Nos ambientes filosóficos, antropológicos, jornalísticos etc, as obras "psicográficas" de Chico Xavier supostamente especializadas nesses âmbitos não são levadas a sério e nem sequer são aproveitadas, e isso diz muito quanto ao conteúdo medíocre e supérfluo desses livros, que demonstram um baixo nível intelectual gritante, além de profundo grau de pedantismo, que os desqualifica como fontes de saber, mesmo em padrões medianos.
A diversidade de segmentos dos livros de Chico Xavier, produzidos em escala industrial com a ajuda de editores da FEB, só teve como objetivo o lucro financeiro, aumentando o poder dos dirigentes "espíritas" e fortalecendo um lobby junto ao meio literário, midiático e jurídico.
Esse lucro não foi para os pobrezinhos, famintos, enfermos, desamparados de toda espécie. Eles só recebiam pequena parte das verbas federais para as instituições "espíritas" e outras aplicações parciais de recursos. A maioria do dinheiro obtido é para aumentar o enriquecimento financeiro e o poder dos dirigentes, palestrantes e "médiuns" do "espiritismo" brasileiro, aumentando sua fama e fortalecendo o prestígio obtido pelas paixões religiosas terrenas.
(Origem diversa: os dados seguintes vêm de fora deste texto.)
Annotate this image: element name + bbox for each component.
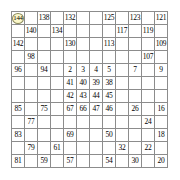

Ninguém vai defender com tanta convicção um ídolo religioso se não houver algo em troca. Alguém por acaso vai blindar alguém que joga milhões de reais para os pobres? Mesmo quando o discurso apela para essa ideia discutível, sempre há um propósito estranho de promoção pessoal.
Se tem tanta gente defendendo a "caridade" de Chico Xavier, não é pelos doentes e miseráveis. Deixemos de tanta hipocrisia, pois o que se defende é um ídolo religioso que vende muitos livros e garante o parâmetro anestesiante que predomina no mercado literário, com obras analgésicas que passam muito longe de qualquer função de promover o Conhecimento e o Esclarecimento.
Não existe almoço grátis e, quando a esmola é muita, o santo desconfia. E quantos santos católicos talvez, lá no céu, tenham se horrorizado com os festejos exagerados dos "espíritas" que tentam enganar a sociedade dizendo que a riqueza obtida é "para os desamparados".
Se isso tivesse ocorrido, o Brasil teria se tornado, faz tempo, uma das sociedades mais avançadas do planeta. Mas a miséria e a fome só aumentam, e, de parte dos "espíritas", isso não é culpa dos obsessores espirituais, mas dos próprios "espíritas" mais preocupados com o prestígio extremo às custas de tão pouca caridade.